Et le dictateur (à moins qu'il n'ait besoin de chair à
canon et de familles pour coloniser les territoires vides ou conquis)
fera bien d'encourager cette liberté-là. Conjointement
avec la liberté de se livrer aux songes en plein jour sous
l'influence des drogues, du cinéma et de la radio, elle
contribuera à réconcilier ses sujets avec la servitude
qui sera leur sort.
À tout bien considérer, il semble que l'Utopie soit
beaucoup plus proche de nous que quiconque ne l'eût pu imaginer,
il y a seulement quinze ans. À cette époque, je
l'avais lancée à six cents ans dans l'avenir. Aujourd'hui,
il semble pratiquement possible que cette horreur puisse s'être
abattue sur nous dans le délai d'un siècle. Du moins,
si nous nous abstenons, d'ici là, de nous faire sauter
en mIettes. En vérité, à moins que nous ne
nous décidions à décentraliser et à
utiliser la science appliquée, non pas comme une fin en
vue de laquelle les êtres humains doivent être réduits
à l'état de moyens, mais bien comme le moyen de
produire une race d'individus libres, nous n'avons le choix qu'entre
deux solutions: ou bien un certain nombre de totalitarismes nationaux,
militarisés, ayant comme racine la terreur de la bombe
atomique, et comme conséquence la destruction de la civilisation
(ou, si la guerre est limitée, la perpétuation du
militarisme); ou bien un seul totalitarisme supranational, suscité
par le chaos social résultant du progrès technologique
rapide en général et de la révolution atomique
en particulier, et se développant, sous le besoin du rendement
et de la stabilité, pour prendre la forme de la tyrannie-providence
de l'Utopie.
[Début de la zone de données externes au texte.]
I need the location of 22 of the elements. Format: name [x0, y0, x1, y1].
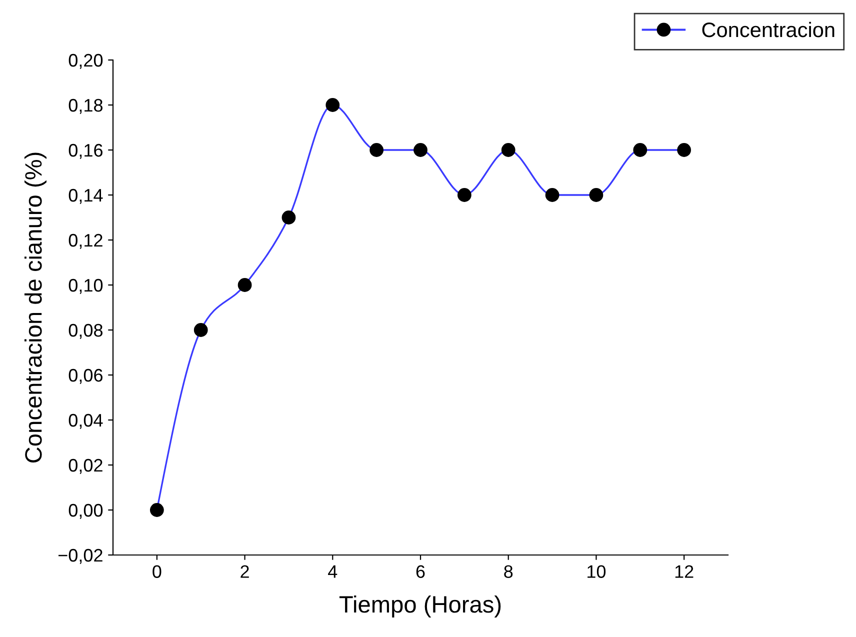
x-tick-label: 4	[328, 565, 338, 578]
y-axis-title: Concentracion de cianuro (%)	[24, 152, 46, 462]
x-tick-label: 2	[240, 565, 249, 578]
legend-label: Concentracion	[702, 22, 834, 38]
y-tick-label: 0,14	[68, 188, 103, 204]
y-tick-label: 0,10	[68, 278, 103, 294]
x-tick-label: 8	[504, 565, 513, 578]
x-tick-label: 0	[152, 565, 162, 578]
y-tick-label: 0,04	[68, 414, 103, 429]
y-tick-label: 0,12	[68, 234, 102, 249]
y-tick-label: −0,02	[58, 548, 102, 564]
y-tick-label: 0,18	[68, 98, 102, 114]
y-tick-label: 0,06	[68, 368, 102, 384]
x-tick-label: 6	[416, 565, 425, 578]
y-tick-label: 0,20	[68, 54, 103, 69]
x-axis-title: Tiempo (Horas)	[339, 595, 501, 618]
y-tick-label: 0,16	[68, 144, 102, 159]
y-tick-label: 0,02	[68, 458, 102, 474]
x-tick-label: 10	[588, 565, 606, 578]
y-tick-label: 0,08	[68, 324, 102, 339]
y-tick-label: 0,00	[68, 504, 103, 519]
x-tick-label: 12	[675, 565, 694, 578]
On paie son argent et l'on fait son choix.
Aldous HUXLEY.
Traduit par Jules Castier
1 La philosophie éternelle (traduction française de Jules Castier, PIon, 1 vol., 1948. (Note du Tr.)
2 Cette expression métaphorique est courante en anglais pour désigner des individus qui ne sont pas à leur place; nous l'avons gardée en raison de son pittoresque. (Note du Tr.)